## 未认证时

不管是否使用代理，均能够正常访问页面，但是因为没有认证所以获取到的页面元素不全。

In [14]:
import requests


r = requests.get('https://gerrit.ext.net.me.com/gerrit/c/MN/5G/NB/gnb/+/4767531')
print(r)

'''
with open("gerrit_verify_false.txt", "w", encoding="utf-8") as f:
    f.write(r.text)
'''

<Response [200]>


'\nwith open("gerrit_verify_false.txt", "w", encoding="utf-8") as f:\n    f.write(r.text)\n'

使用代理，获取到的结果也一样，排除代理问题。

In [10]:
proxies = {
  "http": "http://10.144.1.10:8080",
  "https": "http://10.144.1.10:8080",
}

r = requests.get('https://gerrit.ext.net.me.com/gerrit/c/MN/5G/NB/gnb/+/4767531', proxies=proxies)
print(r.text)

<!DOCTYPE html>
<html lang="en">
<meta charset="utf-8">
<meta name="description" content="Gerrit Code Review">
<meta name="referrer" content="never">
<meta name="viewport" content="width=device-width, initial-scale=1, maximum-scale=1, user-scalable=0">
<noscript>To use PolyGerrit, please enable JavaScript in your browser settings, and then refresh this page.</noscript><script>window.CLOSURE_NO_DEPS = true;window.CANONICAL_PATH = '\/gerrit';window.STATIC_RESOURCE_PATH = '\/gerrit';</script>
<link rel="icon" type="image/x-icon" href="/gerrit/favicon.ico">
<link rel="preload" href="/gerrit/fonts/RobotoMono-Regular.woff2" as="font" type="font/woff2" crossorigin="anonymous">
<link rel="preload" href="/gerrit/fonts/RobotoMono-Regular.woff" as="font" type="font/woff" crossorigin="anonymous">
<link rel="preload" href="/gerrit/fonts/Roboto-Regular.woff2" as="font" type="font/woff2" crossorigin="anonymous">
<link rel="preload" href="/gerrit/fonts/Roboto-Regular.woff" as="font" type="font/woff" c

## 如何认证？

尝试手动访问，未登录时页面显示如下。
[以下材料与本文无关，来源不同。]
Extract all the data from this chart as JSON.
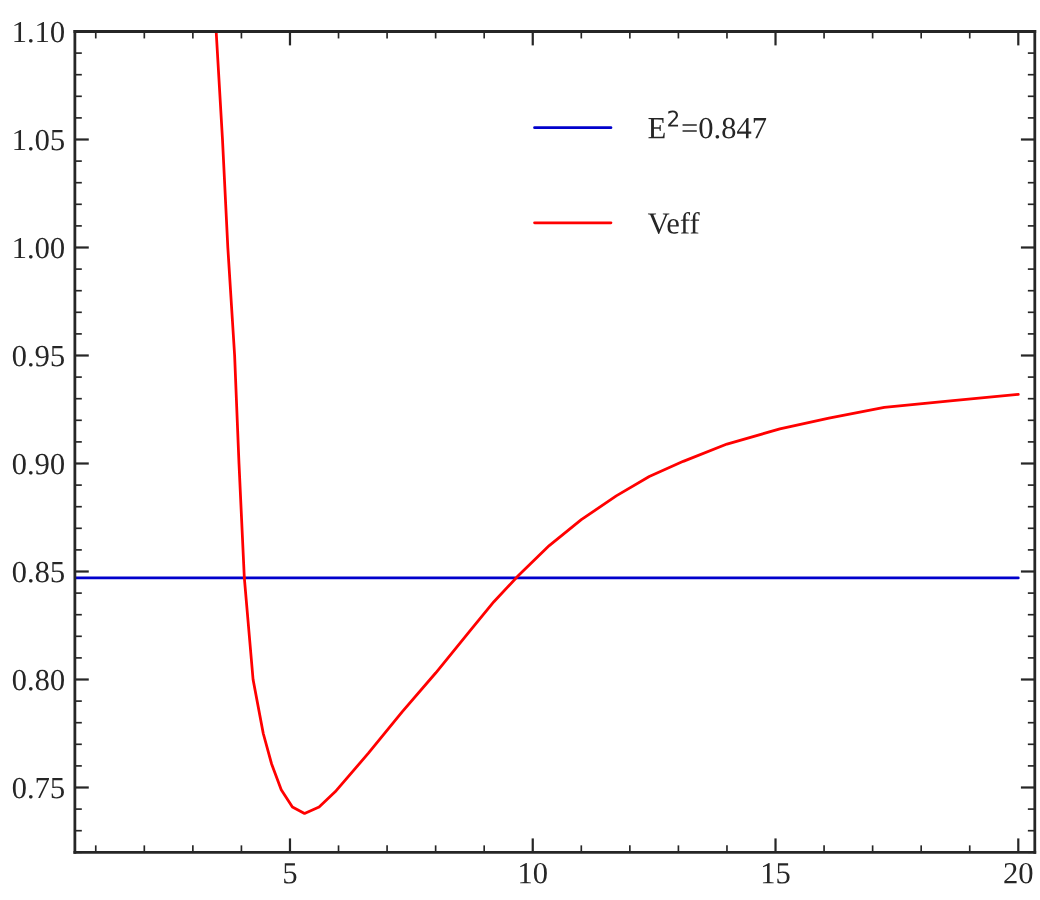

如上获取到的内容其实就是未认证时的内容：

![](./gerrt_request_login.png)

从[How to "log in" to a website using Python's Requests module?](https://stackoverflow.com/questions/11892729/how-to-log-in-to-a-website-using-pythons-requests-module)学习到，要进行登录的认证，那么需要从登录页面上获取几项信息：

- 表单提交对应的url
- 用户名和密码框对应的name属性



In [26]:
import requests

payload = {
    'username': '--',
    'password': '--'
}

login_url = 'https://gerrit.ext.net.me.com/gerrit/login/%2F%2Fc%2FMN%2F5G%2FNB%2Fgnb%2F%2B%2F4767531'
data_url = 'https://gerrit.ext.net.me.com/gerrit/c/MN/5G/NB/gnb/+/4767531'
with requests.Session() as s:
    #'''
    p = s.post(login_url, data=payload, allow_redirects=False)
    # print the html returned or something more intelligent to see if it's a successful login page.
    with open("gerrit_post_response.txt", "w", encoding="utf-8") as f:
        f.write(p.text)
    print(p)
    print(p.history)
    #'''

    # An authorised request.
    r = s.get(data_url, cookies=p.cookies, allow_redirects=False)
    with open("gerrit_authorised_response.txt", "w", encoding="utf-8") as f:
        f.write(r.text)
    print(r)
    print(r.history)


<Response [302]>
[]
<Response [200]>
[]


## 试试selenium

上面即便认证成功了，获取到的内容还是很少，那么可能是网页中有一些javascript，通过requests无法一次性加载完全。所以试试看selenium。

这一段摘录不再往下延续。